Since 1993, a fish passage facility has operated at Winooski Dam One (below the Winooski Falls in the City of Winooski). Spawning salmon are trapped in the fall and trucked and released to reach spawning areas as far upstream as Bolton Falls Dam.
Other Aquatic Animals
Aquatic macroinvertebrates (animals without spines, such as crayfish and dragonflies) comprise the largest number of species in Winooski River and its associated lakes. It is likely that over a thousand different aquatic macroinvertebrate species depend on the Winooski River and its tributaries as a home to complete their life cycles. Besides being important as individual species, these animals are functionally important in the aquatic food web, without them the aquatic environment would not be able to support a fishery, or function as an ecosystem. It is the aquatic macroinvertebrates that consume the algae, and plant leaf material at the base of the food web, and in turn are consumed by other invertebrates and fish up the food web so that we can enjoy a fat trout on our dinner plates, and other mammals and birds can do the same.
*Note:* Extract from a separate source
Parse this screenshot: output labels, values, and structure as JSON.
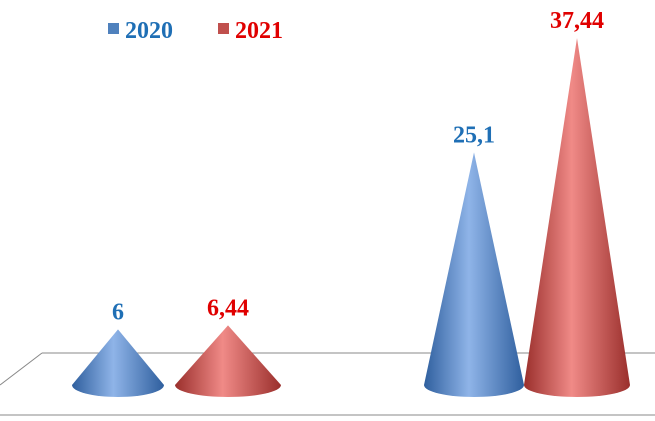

By far the majority of these animals are Aquatic Insects (a Class of animals) that live in the river as immature larvae or nymphs. These include Anisoptera (Dragonflies and Damselflies), Plecoptera (Stoneflies), Trichoptera (caddis flies), Ephemeroptera (mayflies), Coleoptera (beetles), Hemiptera (waterbus), and Diptera (true flies). Other aquatic macroinvertebrate groups include annelids (worms and leaches), decapods (crayfish), amphipods (sowbugs), isopods (scuds), gastropods (snails), bivalves (fingernail clams and mussels). A number of the mussels found only in the lower portion of the river below the Salmon Hole to Lake Champlain are very rare in Vermont and are among the States Endangered Species. These include animals with names like Pink Heelsplitter, Fragile Papershell, Pocketbook, and Fluted Shell. Another rare mussel called the Eastern Pearlshell is found in association with the colder upper headwaters of the Winooski River in Plainfield and Marshfield. This mussel species is one of the longest lived aquatic animals in the watershed with a life span of up to 75 years.
This section draws considerably from information provided by the Winooski Valley Park District.